Началась сумятица, безработица, выкачка денег из матери (вдвойне возросла необходимость попоек). Похороны отца прошли как в дурном
похмельном сне. Умер рано — сердце оказалось слабым, — так и не наладив отношений с сыном. Валерка желал ему смерти, но, когда желание исполнилось, ничего не почувствовал.В общем, Валерий Петрович, как любопышка-апельсин выскользнув из-под пятки судьбы, очутился в болоте, из которого его бы усиленно и тщетно тянул за руку Палашов, будь они знакомы, и совершенно точно выбил бы своею смертью Себров, будь они друзьями и родись Рысаков позже. А так — в очень редкие набеги на Спиридоновку Валерий Петрович выпивал вместе с Глуховым, который и не думал его ниоткуда вызволять, считая это бесполезным.
Когда Валерке было двадцать восемь и Евдокия Вениаминовна не сбежала ещё от него в деревню, по радио на кухне они услышали песню:
Не верь мне, мой мышонок!
С неба не снять луну!
Тебя, как всех девчонок,
Я обману!15
Евдокия Вениаминовна взглянула на сына и подумала, ей показалось, в глазах его сверкнули слёзы. Но слёзы были взаправдашние.
— До сих пор помнишь её? — удивилась она.
— Да нет, мам. Почти и не помню уже. Так… Всколыхнуло что-то…

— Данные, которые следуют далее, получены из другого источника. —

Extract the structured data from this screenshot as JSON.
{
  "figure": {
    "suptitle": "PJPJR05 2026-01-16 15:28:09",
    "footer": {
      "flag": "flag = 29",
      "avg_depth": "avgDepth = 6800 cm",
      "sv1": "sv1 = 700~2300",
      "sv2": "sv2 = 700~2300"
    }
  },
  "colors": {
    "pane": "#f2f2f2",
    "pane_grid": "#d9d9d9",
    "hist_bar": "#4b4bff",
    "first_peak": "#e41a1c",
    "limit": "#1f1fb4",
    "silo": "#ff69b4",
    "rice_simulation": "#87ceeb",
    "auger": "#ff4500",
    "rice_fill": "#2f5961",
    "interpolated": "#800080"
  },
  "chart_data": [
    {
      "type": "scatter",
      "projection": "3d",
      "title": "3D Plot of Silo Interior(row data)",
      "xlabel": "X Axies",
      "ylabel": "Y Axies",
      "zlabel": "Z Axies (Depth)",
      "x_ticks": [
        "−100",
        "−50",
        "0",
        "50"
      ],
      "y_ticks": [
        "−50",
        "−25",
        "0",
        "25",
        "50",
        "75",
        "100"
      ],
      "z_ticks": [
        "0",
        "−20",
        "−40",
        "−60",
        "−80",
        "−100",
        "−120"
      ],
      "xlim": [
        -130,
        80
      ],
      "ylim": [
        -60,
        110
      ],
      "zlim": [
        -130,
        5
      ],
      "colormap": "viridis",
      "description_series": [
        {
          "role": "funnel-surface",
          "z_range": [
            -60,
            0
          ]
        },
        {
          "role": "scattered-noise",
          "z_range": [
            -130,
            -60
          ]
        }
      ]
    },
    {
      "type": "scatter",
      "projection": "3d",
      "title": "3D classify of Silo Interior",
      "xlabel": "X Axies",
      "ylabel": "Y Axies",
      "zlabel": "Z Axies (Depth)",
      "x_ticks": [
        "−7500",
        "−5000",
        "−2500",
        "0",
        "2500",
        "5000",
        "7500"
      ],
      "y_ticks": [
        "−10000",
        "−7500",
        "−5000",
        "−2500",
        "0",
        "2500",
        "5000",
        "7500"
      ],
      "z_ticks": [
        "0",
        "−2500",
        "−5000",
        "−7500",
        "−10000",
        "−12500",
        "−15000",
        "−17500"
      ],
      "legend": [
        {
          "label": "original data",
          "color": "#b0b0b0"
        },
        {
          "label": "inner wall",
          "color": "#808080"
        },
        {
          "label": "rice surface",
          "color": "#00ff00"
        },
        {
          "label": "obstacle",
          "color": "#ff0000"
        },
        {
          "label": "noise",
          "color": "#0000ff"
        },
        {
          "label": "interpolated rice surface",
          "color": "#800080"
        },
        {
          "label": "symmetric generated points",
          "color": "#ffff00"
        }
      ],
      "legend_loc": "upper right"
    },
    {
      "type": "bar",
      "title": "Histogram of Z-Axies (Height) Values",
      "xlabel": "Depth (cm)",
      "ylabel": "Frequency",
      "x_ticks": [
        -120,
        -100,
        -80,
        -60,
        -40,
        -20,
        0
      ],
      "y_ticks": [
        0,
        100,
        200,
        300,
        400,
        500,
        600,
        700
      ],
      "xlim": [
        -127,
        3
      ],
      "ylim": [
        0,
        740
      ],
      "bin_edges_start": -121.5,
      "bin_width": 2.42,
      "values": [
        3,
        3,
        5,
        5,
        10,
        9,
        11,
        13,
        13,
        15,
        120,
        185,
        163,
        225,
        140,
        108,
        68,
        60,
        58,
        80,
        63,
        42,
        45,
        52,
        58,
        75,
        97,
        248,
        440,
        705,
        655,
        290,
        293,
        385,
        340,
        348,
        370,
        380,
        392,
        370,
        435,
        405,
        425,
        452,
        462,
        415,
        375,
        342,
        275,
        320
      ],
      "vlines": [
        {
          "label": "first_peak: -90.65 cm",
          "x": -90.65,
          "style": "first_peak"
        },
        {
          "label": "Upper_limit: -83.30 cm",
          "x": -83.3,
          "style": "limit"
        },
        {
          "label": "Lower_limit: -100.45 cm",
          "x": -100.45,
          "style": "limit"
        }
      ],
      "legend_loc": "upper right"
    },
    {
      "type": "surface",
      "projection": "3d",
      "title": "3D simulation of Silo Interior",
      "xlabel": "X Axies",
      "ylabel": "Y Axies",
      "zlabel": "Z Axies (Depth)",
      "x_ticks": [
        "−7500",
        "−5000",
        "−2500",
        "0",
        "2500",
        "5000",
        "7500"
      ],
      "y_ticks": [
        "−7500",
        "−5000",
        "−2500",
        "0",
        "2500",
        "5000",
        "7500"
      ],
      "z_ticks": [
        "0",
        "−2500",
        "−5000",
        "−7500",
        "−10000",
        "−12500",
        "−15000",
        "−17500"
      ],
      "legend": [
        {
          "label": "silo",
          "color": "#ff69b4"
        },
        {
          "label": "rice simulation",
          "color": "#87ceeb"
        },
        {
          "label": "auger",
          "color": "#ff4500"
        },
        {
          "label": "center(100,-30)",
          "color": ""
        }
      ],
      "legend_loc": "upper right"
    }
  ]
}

Но её, старую битую бабу, на мякине не проведёшь! Она-то чует материнским сердцем: душа у сына насквозь больная.
XVIII
Август 2001 года.
Следующие действия происходили в несколько мгновений. Евгений машинально взял цветок в зубы, чтобы освободить руку. Он толкнул дверь и поспешно шагнул в дом, не глядя вниз. Тут он наткнулся коленом на что-то мягкое, но упругое. От неожиданности он выпустил папку из рук, и она шлёпнулась о пол. Глаза его инстинктивно опустились, и он увидел перед собой согнутую спину девушки в чёрном сарафане и светлые волосы, наспех забранные в хвост. Он переступил папку, развернулся и встал на одно колено, продолжая держать цветок в зубах.
Мила мыла полы и поставила ведро возле входа. Когда мужчина входил, она как раз нагнулась, чтобы промыть половую тряпку, и получила по мягкому месту. Поднимаясь, она только успела одёрнуть подол сарафана, который подоткнула за пояс, чтобы не мешал её работе. Следователю повезло: папка упала рядом с ведром с грязной водой, а не в него. Когда она поднялась, бросив тряпку в воду, распаренная, в мелких завитушках волос вокруг лица и со слезами в глазах, она увидела Палашова стоящим на одном колене перед ней с розовой астрой в зубах. Эдакая махина в мужском обличье покорно опустилась перед ней. Он смотрел ей в лицо собачьим верным взглядом. Мила помедлила, заворожённая. Потом она медленно нагнулась и перехватила цветок зубами, пахнув жаром лица неподалёку от его левой щеки.
— Извини! — произнёс Евгений Фёдорович освободившимся ртом. — Не ожидал встретить тебя на пороге. Что это ты вздумала мыть пол на ночь глядя?
Мила наклонилась и передала цветок обратно ему в зубы.
— Мы же завтра уезжаем. А я и мама всегда прибираемся перед отъездом, чтобы вернуться в чистый дом. Я воду в душе погрела, можете вымыться, если желаете. Спасибо за цветок. Кого это вы ощипали?
— Так и думал, что ты не большая любительница цветов, — вздохнул Палашов, когда перехватил цветок рукой, поднял папку и встал в полный рост.